During the Lower Carboniferous the forces which were eventually to fold and fault the rocks of Gower were beginning to flex the crust of the Earth upwards. This gave added impetus to erosion on the landmasses, which resulted in turn in river deltas swamping the limestone sea with detrital sediment. The water over Gower at this time was relatively deep, and fine shales with marine animals preserved in them were deposited. This time-period is called the Namurian.
The stage was now set for the deposition of the Coal Measures, which are the sediments of a widespread system of river-deltas close to sea level, upon which grew the lush forests of giant mosses, horsetails and ferns which eventually became coal. The Coal Measures therefore consist of sandstones, shales and coals arranged in repeated sequence, which tells of how forests grew, were buried by shales as the land subsided and then by sands as the rivers built out. On top of the river-sand, soil developed and eventually the forest became established all over again. So the cycle went on, bestowing upon Wales the mineral wealth which made it the birthplace of British industry.

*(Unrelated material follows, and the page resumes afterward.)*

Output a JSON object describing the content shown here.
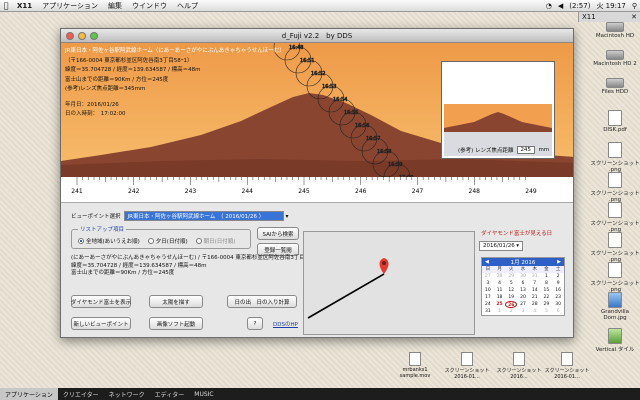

This is the broad history of the rocks that make up Gower. After the Coal Measures were deposited, the period of mountain building folded and faulted them into their present arrangement. There are many names for this episode of deformation, but we shall call it the Hercynian. You may also see it called 'Armorican' or 'Variscan’ in other books.
After this orogeny, which took place about 280 million years ago. The rocks were eroded away as the great cycle of geological history repeated itself. More seas entered the area, more sediments were laid down over the eroded remnants of the Devonian and Carboniferous, and yet another orogeny (not so severe in Britain) folded the rocks. But no trace of these later rocks can be seen in Gower, except for one small patch of Triassic sediment in Port Eynon.
The last major episode to affect Gower was the Great Ice Age, which occupied the last 2 million years of Earth history. The climatic changes of this period put the finishing touches to the topography of the peninsula, at a time when man was first making an appearance upon it.